His wound immediately protested the movement, as did the pounding in his temples. She must have drugged him, that would explain why he’d blacked out. He did an internal scan as he rushed to the door—but no, he hadn’t been drugged. Those hours of respite were because his body needed them to survive.
He didn’t put much faith or trust in anyone, and there was a reason for that. People didn’t respond the way they should. They didn’t use common sense. They didn’t stay in a damn safehouse, in a safe spot, with someone who could stand between life and death. Because that’s why he was keeping them here, did she not realize it was for her own good? If Apollo and Zeus were after them, her only chance of survival was if she stayed by his side. Damn it.
He threw the door wide open, wrenching an old steel bedframe, the junky stove, and the other debris, clean out of the way. He let out a bellow of rage into the hazy early morning light. He didn’t want to hear the way it crackled at the edges, his fear tainting it.
He’d ditched the car miles away, thrown out the keys along their journey here as he carried Briar May in his arms, his weapons and pack on his back, so he doubted she’d be able to locate both and take off. He’d have better luck tracking her in his wolf form, but it was almost dawn. Anyone could see him. A wolf with a pack strapped to his back and battle axes? Not so believable.

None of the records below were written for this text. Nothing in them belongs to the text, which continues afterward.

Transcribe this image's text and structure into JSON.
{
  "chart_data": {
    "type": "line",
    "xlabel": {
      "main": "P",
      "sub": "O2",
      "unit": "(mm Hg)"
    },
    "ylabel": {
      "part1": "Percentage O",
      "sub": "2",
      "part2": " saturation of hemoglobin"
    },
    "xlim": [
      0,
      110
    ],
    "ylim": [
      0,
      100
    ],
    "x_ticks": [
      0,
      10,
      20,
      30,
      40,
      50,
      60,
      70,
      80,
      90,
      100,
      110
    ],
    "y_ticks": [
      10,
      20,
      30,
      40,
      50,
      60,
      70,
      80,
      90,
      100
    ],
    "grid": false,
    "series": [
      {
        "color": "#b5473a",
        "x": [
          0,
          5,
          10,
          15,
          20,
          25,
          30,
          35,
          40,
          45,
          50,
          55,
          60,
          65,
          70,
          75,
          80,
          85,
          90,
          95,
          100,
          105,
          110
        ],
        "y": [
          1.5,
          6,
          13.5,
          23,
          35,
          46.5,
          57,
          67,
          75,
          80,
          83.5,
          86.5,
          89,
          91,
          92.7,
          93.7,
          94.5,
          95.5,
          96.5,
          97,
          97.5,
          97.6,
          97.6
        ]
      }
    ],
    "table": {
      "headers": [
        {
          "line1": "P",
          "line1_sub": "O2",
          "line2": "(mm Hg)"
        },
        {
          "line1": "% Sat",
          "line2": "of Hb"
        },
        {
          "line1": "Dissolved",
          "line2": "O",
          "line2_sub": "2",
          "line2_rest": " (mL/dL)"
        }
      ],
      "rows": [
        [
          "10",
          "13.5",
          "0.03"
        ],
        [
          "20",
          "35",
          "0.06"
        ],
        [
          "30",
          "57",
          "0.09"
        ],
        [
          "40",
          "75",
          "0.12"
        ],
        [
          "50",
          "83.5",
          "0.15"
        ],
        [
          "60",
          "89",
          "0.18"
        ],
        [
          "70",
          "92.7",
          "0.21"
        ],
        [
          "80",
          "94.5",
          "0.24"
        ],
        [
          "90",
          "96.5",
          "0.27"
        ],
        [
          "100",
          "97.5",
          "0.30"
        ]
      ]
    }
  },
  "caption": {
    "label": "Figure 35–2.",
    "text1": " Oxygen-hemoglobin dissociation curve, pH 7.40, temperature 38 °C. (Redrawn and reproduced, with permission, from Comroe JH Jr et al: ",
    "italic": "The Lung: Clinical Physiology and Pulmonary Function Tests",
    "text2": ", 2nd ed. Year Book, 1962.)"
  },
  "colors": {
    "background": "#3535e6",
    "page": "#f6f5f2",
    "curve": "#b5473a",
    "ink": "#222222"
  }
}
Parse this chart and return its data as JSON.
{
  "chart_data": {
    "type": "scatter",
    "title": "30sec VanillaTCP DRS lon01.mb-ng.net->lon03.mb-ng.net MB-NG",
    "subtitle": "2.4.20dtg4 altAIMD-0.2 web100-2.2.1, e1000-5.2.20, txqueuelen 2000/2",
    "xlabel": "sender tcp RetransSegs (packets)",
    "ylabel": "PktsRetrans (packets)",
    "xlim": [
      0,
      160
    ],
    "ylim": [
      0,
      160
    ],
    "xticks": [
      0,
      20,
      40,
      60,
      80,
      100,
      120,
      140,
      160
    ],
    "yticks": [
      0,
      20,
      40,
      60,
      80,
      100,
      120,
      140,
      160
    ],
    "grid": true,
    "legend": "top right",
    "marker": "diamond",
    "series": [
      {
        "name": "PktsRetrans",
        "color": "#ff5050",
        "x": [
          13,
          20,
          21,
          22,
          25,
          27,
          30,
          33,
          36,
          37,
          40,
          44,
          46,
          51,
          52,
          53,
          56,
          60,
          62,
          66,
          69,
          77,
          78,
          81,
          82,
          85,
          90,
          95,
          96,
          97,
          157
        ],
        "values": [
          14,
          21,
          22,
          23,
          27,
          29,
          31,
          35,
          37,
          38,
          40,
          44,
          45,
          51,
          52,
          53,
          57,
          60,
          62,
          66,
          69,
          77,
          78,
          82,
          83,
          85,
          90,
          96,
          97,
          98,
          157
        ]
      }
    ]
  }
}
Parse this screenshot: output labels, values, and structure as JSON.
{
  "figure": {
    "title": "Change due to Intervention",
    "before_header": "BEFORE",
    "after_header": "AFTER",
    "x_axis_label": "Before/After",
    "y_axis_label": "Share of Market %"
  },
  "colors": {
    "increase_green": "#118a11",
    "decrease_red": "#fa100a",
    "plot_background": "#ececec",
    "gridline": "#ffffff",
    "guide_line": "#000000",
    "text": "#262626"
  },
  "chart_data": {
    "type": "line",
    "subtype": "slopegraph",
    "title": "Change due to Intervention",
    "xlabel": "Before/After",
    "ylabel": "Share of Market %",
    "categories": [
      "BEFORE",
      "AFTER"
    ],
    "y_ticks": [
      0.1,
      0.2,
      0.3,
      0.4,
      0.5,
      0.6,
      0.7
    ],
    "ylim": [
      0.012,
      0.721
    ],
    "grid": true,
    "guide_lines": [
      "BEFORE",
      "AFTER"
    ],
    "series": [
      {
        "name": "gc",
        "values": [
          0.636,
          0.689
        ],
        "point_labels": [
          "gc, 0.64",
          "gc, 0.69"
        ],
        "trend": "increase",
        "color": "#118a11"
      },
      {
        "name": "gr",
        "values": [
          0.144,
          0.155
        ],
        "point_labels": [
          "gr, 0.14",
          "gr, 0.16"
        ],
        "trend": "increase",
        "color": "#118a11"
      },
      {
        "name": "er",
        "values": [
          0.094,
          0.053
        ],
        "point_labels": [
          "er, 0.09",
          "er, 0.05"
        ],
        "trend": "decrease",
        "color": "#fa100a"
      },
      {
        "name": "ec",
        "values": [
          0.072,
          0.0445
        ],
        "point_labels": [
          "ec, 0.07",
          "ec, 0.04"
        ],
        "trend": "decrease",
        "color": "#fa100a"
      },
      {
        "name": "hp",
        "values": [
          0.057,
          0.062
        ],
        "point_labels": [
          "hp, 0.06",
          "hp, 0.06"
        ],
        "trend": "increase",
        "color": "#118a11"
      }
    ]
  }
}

He cursed and stormed back inside the farmhouse, gathering up his blood-soaked t-shirt. He wasn’t gentle about putting it back on and his side screamed. He slapped a hand there, batting the wound like he could tell it to shut up, at least it had stopped bleeding, so he had to be thankful for small mercies. He breathed deeply, let it out slowly, stuffed all of his anger, the sharp knives of fear that bit into his soul, the ragged edges of something he couldn’t even name, the physical hurt, down into that deep pit inside himself. In a few seconds, he was back to his natural state. Unfeeling, cold, and robotic. He’d turned his body off. Turned everything off in his brain except the laser sharp focus he’d need to track Briar May. He methodically packed the black bag, zipped it shut, and threw it on. He slammed his axes in place.